It can be understood that when an obstacle exists on any one zebra crossing, namely, when an obstacle exists on the zebra crossing which the vehicle will pass through when the vehicle travels through the crossing according to a preset path, the vehicle will travel to a position away from the zebra crossing where the obstacle exists by a preset interval according to a preset route, and the state of the obstacle on each zebra crossing will be detected every second preset period, so as to determine whether the obstacle exists on each zebra crossing and determine whether the obstacle is in a stationary state or in a moving state. Wherein the preset distance and the second preset period are set according to actual conditions.
And detecting the state of the obstacles on each zebra crossing every second preset period, and when the obstacle exists on any zebra crossing and is in a static state, starting to acquire the related information of the surrounding obstacles at the position away from the zebra crossing with the obstacle by a preset interval. For example, when an obstacle does not move on a certain zebra crossing, such as a pedestrian or a non-motor vehicle waiting to cross a road, a scene standing at the head end of the zebra crossing is not moved. At this time, relevant information of the pedestrian or the non-motor vehicle is detected, so that the movement of the pedestrian or the non-motor vehicle is predicted.
When an obstacle exists on any zebra crossing and the obstacle is in a moving state, the vehicle stops running at a position away from the zebra crossing with the obstacle by a preset interval, and the state of the obstacle on each zebra crossing is detected every second preset period until no obstacle exists on each zebra crossing. For example, when the transverse road is in a green light state, the longitudinal road is in a red light state, and an obstacle exists on a certain zebra crossing and the pedestrian is in a moving state.
In one embodiment, when the vehicle travels on the longitudinal road according to the preset route, when the vehicle travels to a position away from the zebra crossing by a preset interval, if the state of the traffic light of the identified longitudinal road is a yellow light state, the vehicle stops traveling, and the step of continuously identifying the state of the obstacle on each zebra crossing through which the vehicle at the turning intersection will travel according to the preset route is continuously performed.
In this application, not only can improve security and the stability of autopilot vehicle when complicated road conditions travel, can also further ensure vehicle and passenger's safety, improve passenger's travelling comfort.
Based on the planning method for automatically driving a right turn of an automobile in the foregoing embodiment, fig. 7 shows a schematic structural diagram of a planning apparatus 10 for automatically driving a right turn of an automobile provided in the embodiment of the present application, which is applied to a vehicle to be turned, and the planning apparatus 10 for automatically driving a right turn of an automobile includes:
the sensing module 11 is configured to acquire map information of a turning intersection, identify states of obstacles on each zebra crossing that the vehicle needs to pass through when driving through the turning intersection according to a preset route, and determine a position where the vehicle acquires information related to surrounding obstacles according to the states of the obstacles on each zebra crossing.

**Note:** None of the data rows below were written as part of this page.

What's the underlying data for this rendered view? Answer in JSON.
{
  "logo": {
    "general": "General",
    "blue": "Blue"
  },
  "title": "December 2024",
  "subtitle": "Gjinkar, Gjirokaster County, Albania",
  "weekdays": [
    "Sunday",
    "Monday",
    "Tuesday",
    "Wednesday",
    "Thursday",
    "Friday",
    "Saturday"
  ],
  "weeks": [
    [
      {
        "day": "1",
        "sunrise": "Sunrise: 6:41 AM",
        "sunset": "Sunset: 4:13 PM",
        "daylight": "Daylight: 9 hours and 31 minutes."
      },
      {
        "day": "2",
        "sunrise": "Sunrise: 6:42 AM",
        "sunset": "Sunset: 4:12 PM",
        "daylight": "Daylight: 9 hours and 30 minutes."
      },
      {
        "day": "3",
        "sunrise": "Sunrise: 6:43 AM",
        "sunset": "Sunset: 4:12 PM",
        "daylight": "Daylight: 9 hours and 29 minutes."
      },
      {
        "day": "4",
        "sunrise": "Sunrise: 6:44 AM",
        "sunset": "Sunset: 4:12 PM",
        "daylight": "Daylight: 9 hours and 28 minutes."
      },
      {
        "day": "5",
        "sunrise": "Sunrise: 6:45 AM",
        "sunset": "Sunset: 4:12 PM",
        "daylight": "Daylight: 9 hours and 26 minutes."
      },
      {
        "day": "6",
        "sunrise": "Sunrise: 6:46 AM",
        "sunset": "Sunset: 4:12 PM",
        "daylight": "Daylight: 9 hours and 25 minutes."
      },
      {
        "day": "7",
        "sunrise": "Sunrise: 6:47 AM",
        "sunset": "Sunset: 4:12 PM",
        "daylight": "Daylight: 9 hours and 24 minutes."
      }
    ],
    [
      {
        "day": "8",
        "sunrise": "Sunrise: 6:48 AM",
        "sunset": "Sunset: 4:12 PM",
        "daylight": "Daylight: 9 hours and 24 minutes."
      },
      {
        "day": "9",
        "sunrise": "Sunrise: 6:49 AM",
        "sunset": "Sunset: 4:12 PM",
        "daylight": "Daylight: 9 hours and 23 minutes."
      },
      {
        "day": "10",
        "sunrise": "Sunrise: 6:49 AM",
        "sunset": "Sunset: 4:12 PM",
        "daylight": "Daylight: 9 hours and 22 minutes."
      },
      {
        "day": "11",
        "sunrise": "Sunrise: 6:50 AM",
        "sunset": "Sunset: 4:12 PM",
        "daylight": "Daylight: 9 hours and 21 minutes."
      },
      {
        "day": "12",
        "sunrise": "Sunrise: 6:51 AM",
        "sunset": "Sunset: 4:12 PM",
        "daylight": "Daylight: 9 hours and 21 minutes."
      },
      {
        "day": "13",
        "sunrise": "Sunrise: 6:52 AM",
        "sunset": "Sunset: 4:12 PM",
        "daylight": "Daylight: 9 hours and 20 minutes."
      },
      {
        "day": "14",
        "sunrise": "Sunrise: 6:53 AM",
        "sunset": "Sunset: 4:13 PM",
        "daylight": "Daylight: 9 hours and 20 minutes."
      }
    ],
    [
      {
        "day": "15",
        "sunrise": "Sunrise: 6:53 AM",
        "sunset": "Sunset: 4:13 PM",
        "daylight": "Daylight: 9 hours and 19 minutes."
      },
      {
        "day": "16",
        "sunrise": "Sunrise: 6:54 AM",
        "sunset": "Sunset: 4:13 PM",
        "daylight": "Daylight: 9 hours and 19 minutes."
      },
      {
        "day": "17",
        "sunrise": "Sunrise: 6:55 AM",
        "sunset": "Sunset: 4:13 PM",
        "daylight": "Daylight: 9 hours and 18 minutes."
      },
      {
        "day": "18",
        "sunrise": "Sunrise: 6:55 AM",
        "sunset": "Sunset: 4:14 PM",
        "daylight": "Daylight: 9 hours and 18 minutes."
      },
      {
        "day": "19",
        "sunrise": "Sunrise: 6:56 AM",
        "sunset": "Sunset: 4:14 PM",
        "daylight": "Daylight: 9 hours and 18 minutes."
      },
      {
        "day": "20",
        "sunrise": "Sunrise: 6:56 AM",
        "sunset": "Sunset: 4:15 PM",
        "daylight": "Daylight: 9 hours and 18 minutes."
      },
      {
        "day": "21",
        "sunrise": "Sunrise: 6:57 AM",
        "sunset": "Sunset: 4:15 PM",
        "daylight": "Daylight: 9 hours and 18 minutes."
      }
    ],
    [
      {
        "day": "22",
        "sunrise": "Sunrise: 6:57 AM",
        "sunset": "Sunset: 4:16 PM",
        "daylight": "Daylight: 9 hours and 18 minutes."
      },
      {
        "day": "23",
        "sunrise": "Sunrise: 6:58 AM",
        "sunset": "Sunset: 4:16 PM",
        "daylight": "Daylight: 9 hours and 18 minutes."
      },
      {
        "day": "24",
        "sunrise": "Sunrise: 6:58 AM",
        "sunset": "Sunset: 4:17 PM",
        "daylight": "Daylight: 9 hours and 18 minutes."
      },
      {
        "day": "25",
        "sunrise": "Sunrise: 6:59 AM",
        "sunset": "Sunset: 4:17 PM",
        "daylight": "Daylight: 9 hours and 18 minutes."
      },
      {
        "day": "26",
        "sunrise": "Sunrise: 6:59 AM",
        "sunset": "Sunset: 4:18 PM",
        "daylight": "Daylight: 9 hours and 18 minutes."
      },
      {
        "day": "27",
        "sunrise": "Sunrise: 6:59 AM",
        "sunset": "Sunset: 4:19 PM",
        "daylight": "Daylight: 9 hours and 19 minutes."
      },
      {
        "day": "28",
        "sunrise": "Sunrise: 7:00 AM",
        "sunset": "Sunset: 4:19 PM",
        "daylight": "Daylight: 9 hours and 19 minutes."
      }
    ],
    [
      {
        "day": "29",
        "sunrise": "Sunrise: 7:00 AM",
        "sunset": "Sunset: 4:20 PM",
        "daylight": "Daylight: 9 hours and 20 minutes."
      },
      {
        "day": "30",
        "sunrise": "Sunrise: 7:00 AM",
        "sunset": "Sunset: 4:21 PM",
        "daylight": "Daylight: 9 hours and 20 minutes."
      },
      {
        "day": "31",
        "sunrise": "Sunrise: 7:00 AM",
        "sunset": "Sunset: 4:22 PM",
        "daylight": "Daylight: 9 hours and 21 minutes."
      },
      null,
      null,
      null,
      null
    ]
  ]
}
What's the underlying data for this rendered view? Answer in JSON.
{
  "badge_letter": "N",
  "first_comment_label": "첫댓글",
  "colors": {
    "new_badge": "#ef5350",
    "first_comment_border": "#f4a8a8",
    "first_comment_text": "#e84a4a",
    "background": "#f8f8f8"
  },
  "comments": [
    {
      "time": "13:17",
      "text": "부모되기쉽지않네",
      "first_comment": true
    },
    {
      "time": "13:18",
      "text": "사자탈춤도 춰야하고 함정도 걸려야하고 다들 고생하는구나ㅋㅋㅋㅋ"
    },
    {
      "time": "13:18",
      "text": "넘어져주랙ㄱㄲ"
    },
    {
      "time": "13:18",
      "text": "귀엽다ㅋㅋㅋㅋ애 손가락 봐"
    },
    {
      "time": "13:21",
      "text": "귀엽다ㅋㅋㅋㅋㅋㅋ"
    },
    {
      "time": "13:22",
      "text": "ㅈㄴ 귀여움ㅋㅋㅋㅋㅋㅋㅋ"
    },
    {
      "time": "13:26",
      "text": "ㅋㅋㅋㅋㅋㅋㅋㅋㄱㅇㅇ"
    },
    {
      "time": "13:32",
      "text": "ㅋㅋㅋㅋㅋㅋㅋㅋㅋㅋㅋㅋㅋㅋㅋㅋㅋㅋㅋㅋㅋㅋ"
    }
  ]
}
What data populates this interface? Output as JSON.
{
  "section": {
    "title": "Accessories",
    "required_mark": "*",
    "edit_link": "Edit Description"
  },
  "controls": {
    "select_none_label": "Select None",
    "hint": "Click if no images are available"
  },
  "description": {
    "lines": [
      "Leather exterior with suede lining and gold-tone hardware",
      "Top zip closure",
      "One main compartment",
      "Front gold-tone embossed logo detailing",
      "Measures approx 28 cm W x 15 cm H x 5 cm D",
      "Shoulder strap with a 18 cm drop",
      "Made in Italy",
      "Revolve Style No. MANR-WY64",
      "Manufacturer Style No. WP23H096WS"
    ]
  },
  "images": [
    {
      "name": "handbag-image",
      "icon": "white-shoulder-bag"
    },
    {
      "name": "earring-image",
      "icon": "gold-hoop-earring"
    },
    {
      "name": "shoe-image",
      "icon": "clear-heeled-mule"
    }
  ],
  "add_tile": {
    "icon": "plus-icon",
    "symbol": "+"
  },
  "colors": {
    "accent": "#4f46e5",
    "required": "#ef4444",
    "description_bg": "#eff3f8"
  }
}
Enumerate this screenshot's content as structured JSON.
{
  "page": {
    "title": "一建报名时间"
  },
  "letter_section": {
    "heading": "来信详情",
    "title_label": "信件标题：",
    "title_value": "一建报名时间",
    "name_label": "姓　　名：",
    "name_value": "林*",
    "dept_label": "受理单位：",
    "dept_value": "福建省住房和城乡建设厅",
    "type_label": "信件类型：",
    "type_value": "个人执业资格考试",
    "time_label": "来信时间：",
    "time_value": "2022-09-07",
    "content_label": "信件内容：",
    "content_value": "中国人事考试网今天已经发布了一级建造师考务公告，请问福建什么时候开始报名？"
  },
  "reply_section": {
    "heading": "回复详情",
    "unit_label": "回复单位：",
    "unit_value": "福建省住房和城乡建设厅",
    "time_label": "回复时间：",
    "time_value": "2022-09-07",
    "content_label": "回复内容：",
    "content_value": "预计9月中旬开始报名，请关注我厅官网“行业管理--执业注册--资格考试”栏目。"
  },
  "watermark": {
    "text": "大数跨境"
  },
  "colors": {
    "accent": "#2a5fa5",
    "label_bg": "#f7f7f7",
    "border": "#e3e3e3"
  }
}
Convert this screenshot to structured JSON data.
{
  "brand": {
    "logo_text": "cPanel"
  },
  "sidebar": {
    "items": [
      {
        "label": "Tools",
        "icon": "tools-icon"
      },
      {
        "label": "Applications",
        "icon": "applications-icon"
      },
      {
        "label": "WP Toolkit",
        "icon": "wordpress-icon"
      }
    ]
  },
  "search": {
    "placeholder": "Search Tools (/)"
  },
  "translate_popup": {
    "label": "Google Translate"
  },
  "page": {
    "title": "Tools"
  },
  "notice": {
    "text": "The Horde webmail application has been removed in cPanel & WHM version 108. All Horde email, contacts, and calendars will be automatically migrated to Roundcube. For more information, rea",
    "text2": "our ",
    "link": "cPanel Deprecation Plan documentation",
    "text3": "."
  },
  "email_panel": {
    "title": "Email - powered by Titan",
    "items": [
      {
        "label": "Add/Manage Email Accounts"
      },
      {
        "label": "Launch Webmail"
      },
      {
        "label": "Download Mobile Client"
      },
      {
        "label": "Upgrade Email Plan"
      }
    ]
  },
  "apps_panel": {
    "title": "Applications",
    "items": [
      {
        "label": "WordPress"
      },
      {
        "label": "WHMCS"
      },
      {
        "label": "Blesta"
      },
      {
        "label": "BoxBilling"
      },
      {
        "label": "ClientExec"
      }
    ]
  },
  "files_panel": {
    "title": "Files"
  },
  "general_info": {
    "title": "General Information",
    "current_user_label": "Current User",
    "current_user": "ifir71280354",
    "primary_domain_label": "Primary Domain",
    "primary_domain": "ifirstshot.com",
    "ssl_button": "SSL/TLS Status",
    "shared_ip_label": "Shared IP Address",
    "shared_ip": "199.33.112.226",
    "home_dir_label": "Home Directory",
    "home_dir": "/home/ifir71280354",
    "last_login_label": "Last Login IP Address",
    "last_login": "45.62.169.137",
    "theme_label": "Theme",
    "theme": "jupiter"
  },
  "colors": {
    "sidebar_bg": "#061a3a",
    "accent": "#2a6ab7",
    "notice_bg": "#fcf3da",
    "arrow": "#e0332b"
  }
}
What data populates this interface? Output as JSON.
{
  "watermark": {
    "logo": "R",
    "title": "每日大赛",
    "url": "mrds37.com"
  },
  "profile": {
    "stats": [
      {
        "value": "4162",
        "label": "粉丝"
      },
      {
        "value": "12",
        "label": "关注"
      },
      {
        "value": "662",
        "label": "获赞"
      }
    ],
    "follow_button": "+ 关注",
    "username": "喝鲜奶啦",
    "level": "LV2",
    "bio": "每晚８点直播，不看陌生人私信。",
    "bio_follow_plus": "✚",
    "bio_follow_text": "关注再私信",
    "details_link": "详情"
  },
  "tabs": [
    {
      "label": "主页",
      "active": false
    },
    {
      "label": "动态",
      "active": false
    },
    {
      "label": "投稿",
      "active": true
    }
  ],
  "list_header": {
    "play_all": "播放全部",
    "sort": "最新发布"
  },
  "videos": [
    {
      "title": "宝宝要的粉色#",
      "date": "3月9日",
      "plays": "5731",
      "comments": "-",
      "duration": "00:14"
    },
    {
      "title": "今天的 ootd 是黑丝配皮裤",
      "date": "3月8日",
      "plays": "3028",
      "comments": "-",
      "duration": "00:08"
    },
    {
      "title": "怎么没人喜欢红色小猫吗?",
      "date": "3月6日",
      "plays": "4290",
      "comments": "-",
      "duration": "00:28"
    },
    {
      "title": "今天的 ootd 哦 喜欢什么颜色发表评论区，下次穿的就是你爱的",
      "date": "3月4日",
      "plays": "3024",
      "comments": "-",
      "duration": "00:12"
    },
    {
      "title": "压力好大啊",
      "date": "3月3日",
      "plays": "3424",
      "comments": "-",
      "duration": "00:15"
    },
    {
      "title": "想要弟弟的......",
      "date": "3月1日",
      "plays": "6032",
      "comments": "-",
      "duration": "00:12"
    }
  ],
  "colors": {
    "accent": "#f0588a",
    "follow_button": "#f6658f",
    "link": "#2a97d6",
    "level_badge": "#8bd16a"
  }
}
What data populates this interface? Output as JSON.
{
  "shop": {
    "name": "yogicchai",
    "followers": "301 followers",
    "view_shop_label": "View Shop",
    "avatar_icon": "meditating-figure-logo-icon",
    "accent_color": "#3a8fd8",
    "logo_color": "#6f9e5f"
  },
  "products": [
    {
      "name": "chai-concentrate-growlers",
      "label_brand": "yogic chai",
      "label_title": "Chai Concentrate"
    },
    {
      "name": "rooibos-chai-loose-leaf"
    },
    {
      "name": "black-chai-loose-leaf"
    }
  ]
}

And the predicting module 12 is configured to, when the vehicle is located at the position, obtain the relevant information and each piece of road information at intervals of a first preset period, and predict a movement track of the peripheral obstacle based on each piece of road information, the map information, and the relevant information.
And the planning module 13 is configured to plan a right turn track of the vehicle based on the road information, the map information, and the action track, and control the vehicle to travel according to the right turn track.
The planning apparatus 10 for automatically driving a right turn of a vehicle in this embodiment is used to execute the planning method for automatically driving a right turn of a vehicle in the foregoing embodiment, and the implementation and beneficial effects related to the foregoing embodiment are also applicable in this embodiment, and are not described again here.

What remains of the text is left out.